But the code runs ok on simulator, but crash on device.
Here is the crash code,
char t = 'A' + i;
NSString* alphabetString = [NSString stringWithUTF8String:&t]; //substringToIndex:1];
[tempArray addObject:alphabetString];
Basically the stringWithUTF8String will return NULL on device, but return valid value on simulator.
The device is an iPhone 4s.
I did not see any notification of changes on NSString stringwithutf8string on iOS5 release.
Thanks.
The address of a single char is not a C-style string. You need to ensure it's null terminated with something like:
char t = 'A' + i;
char s[2]; s[0] = t; s[1] = '\0';
NSString* alphabetString = [NSString stringWithUTF8String:s];
From the docpage:
Parameters
bytes : A NULL-terminated C array of bytes in UTF8 encoding.
You can't pass the address of a single char value to -stringWithUTF8String. That function is expecting a null-terminated string, and you're not passing it one. This results in undefined behavior: anything at all could happen. It might appear to succeed, it might fail benignly, or it might erase your file system.

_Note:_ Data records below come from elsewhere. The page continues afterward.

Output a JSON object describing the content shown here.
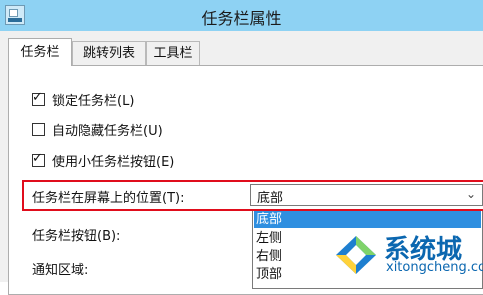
{
  "window": {
    "title": "任务栏属性"
  },
  "tabs": [
    {
      "label": "任务栏",
      "active": true
    },
    {
      "label": "跳转列表",
      "active": false
    },
    {
      "label": "工具栏",
      "active": false
    }
  ],
  "checkboxes": [
    {
      "label": "锁定任务栏(L)",
      "checked": true
    },
    {
      "label": "自动隐藏任务栏(U)",
      "checked": false
    },
    {
      "label": "使用小任务栏按钮(E)",
      "checked": true
    }
  ],
  "position_field": {
    "label": "任务栏在屏幕上的位置(T):",
    "selected": "底部",
    "options": [
      "底部",
      "左侧",
      "右侧",
      "顶部"
    ]
  },
  "buttons_field": {
    "label": "任务栏按钮(B):"
  },
  "notify_field": {
    "label": "通知区域:"
  },
  "watermark": {
    "text": "系统城",
    "url": "xitongcheng.com"
  },
  "colors": {
    "titlebar": "#8ed2f3",
    "highlight": "#e00d1c",
    "selection": "#2f8fe0",
    "watermark": "#0b67b0"
  },
  "icons": {
    "app": "taskbar-properties-icon",
    "check": "check-icon",
    "dropdown": "chevron-down-icon",
    "logo": "xitongcheng-logo-icon"
  }
}
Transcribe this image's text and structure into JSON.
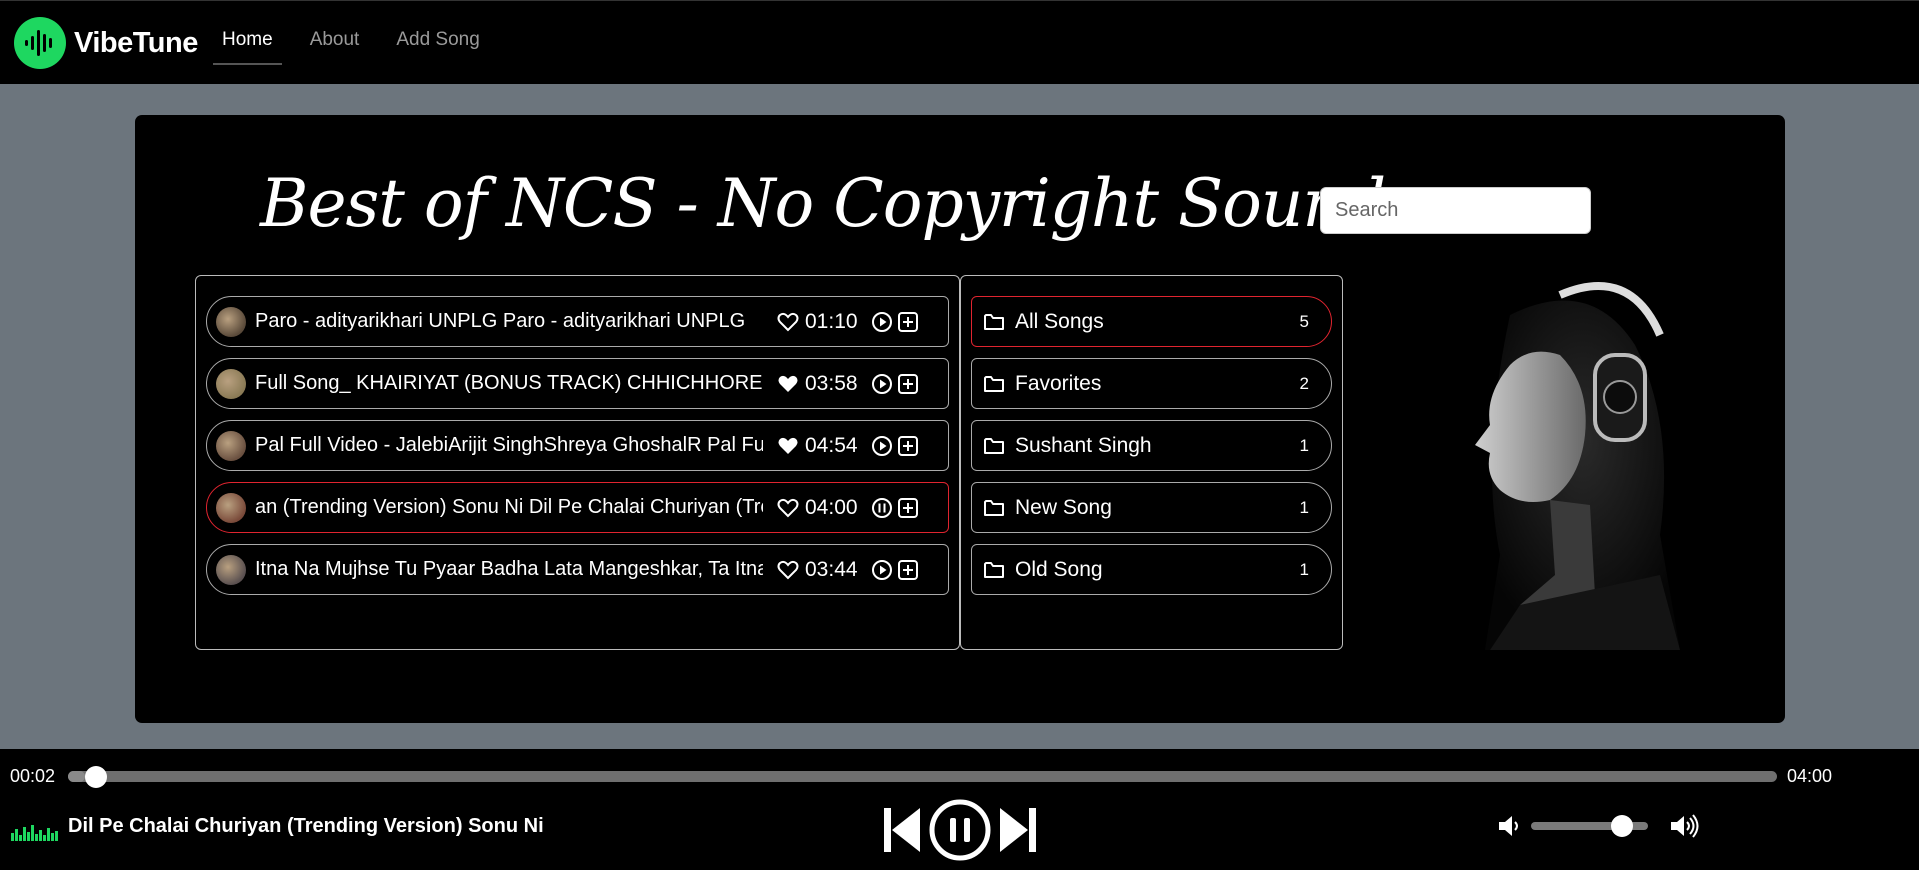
{
  "brand": {
    "name": "VibeTune",
    "accent": "#1ed760"
  },
  "nav": [
    {
      "label": "Home",
      "active": true
    },
    {
      "label": "About",
      "active": false
    },
    {
      "label": "Add Song",
      "active": false
    }
  ],
  "main": {
    "title": "Best of NCS - No Copyright Sounds",
    "search_placeholder": "Search"
  },
  "songs": [
    {
      "title": "Paro - adityarikhari UNPLG   Paro - adityarikhari UNPLG",
      "duration": "01:10",
      "liked": false,
      "playing": false
    },
    {
      "title": "Full Song_ KHAIRIYAT (BONUS TRACK) CHHICHHORE Sushant",
      "duration": "03:58",
      "liked": true,
      "playing": false
    },
    {
      "title": "Pal Full Video - JalebiArijit SinghShreya GhoshalR    Pal Full",
      "duration": "04:54",
      "liked": true,
      "playing": false
    },
    {
      "title": "an (Trending Version) Sonu Ni    Dil Pe Chalai Churiyan (Trending",
      "duration": "04:00",
      "liked": false,
      "playing": true
    },
    {
      "title": "Itna Na Mujhse Tu Pyaar Badha Lata Mangeshkar, Ta    Itna",
      "duration": "03:44",
      "liked": false,
      "playing": false
    }
  ],
  "folders": [
    {
      "name": "All Songs",
      "count": "5",
      "active": true
    },
    {
      "name": "Favorites",
      "count": "2",
      "active": false
    },
    {
      "name": "Sushant Singh",
      "count": "1",
      "active": false
    },
    {
      "name": "New Song",
      "count": "1",
      "active": false
    },
    {
      "name": "Old Song",
      "count": "1",
      "active": false
    }
  ],
  "player": {
    "current_time": "00:02",
    "total_time": "04:00",
    "progress": 0.01,
    "now_playing": "Dil Pe Chalai Churiyan (Trending Version) Sonu Ni",
    "volume": 0.78,
    "state": "playing"
  },
  "icons": {
    "heart_empty": "heart-outline-icon",
    "heart_filled": "heart-filled-icon",
    "play": "play-circle-icon",
    "pause": "pause-circle-icon",
    "add": "plus-square-icon",
    "folder": "folder-icon"
  }
}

But more likely, it will just crash your program.
You should create a two-character array that's null-terminated instead:
char t[2] = {'A' + i, 0}; // Two-character null-terminated array
NSString* alphabetString = [NSString stringWithUTF8String:t];
Alternatively, you can also use -stringWithFormat: with the %c format specifier to get a string containing a single character:
NSString* alphabetString = [NSString stringWithFormat:#"%c", 'A' + i];